What do you want to accomplish in the New Year? Will reading a book help you reach your goal, keep your resolution, or complete your project? Start the year off right by reading books that support your goals, resolutions, and projects — join the New Year’s Resolution Reading Challenge!
Have you selected goals, resolutions, or projects for 2017 yet? What books have you started to help you reach your goals? Record your progress on your blog and use the link list below. Or, report your progress in the comments on this post so that we can all cheer you along.

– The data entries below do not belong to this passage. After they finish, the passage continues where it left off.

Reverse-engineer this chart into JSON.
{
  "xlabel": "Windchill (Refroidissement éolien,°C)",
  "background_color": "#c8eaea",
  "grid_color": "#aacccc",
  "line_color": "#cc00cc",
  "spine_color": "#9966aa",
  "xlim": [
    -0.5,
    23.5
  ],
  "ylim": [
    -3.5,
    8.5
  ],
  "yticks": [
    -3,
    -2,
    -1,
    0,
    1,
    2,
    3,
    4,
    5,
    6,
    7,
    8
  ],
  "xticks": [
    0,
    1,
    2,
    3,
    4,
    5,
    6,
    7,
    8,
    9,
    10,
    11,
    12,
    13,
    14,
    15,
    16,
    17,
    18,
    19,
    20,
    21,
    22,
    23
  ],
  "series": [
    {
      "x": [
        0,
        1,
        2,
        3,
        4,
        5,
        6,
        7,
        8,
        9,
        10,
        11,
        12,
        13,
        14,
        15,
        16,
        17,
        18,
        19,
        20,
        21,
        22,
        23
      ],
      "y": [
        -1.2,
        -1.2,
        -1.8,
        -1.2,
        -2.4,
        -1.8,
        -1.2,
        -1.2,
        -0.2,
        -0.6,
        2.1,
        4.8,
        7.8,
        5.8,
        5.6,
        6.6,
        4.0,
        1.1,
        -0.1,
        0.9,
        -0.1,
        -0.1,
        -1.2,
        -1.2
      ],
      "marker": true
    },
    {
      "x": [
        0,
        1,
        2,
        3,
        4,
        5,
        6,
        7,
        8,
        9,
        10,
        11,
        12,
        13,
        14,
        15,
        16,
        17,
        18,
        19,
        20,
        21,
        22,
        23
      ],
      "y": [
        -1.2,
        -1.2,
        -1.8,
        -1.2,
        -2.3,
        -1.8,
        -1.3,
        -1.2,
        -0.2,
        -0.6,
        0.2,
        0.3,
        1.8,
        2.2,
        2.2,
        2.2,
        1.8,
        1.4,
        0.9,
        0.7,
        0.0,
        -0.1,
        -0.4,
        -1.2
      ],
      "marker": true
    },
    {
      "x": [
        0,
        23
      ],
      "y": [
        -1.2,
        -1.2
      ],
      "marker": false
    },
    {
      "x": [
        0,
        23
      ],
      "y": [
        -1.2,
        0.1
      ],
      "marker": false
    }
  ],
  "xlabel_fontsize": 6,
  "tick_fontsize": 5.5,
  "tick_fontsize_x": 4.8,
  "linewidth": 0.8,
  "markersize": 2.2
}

I finished my first book for the New Year’s Resolution Reading Challenge a couple of days ago, but I haven’t had a chance to write a review of it yet.
Resolution 1: Understand what’s going on in my country. I plan to read The Unwinding: An Inner History of the New America, by George Packer with others at The Hibernator’s Library. There’s an introductory post for reading The Unwinding together. The first discussion post will go up on January 23, so I have a little time to get this one started.
Resolution 2: End the disproportionate suspensions of black and brown youth from schools. Along with my in-person book club, I’ll be reading Pushout: The Criminalization of Black Girls in Schools by Monique W. Morris. I bought this one as an e-book so I can read it on my own schedule. I’ll start it late next week to get it finished in time for our book club meeting.
Resolution 3: Figure out how non-patriarchal, non-hierarchical groups work. I’m reading an e-copy of The Empowerment Manual: A Guide for Collaborative Groups by Starhawk for this one. I finished this a couple of days, review pending. At least one other person in the group I’m most involved in is also reading this book so I’m looking forward to talking about it with her.
Resolution 4: Use pictures to deepen my experiences and improve my communication. I read a whole lot of Blah, Blah, Blah: What to do When Words Don’t Work by Dan Roam yesterday — and even drew some pictures! My pupils were dilated from a trip to the doctor’s office so looking at screens was unpleasant. I took advantage of that to read this book in print and to start to apply the principles for detecting when words are obscuring (or, worse, misdirecting away from) the underlying idea.
I’m feeling good about my progress five days into the new year. How about you?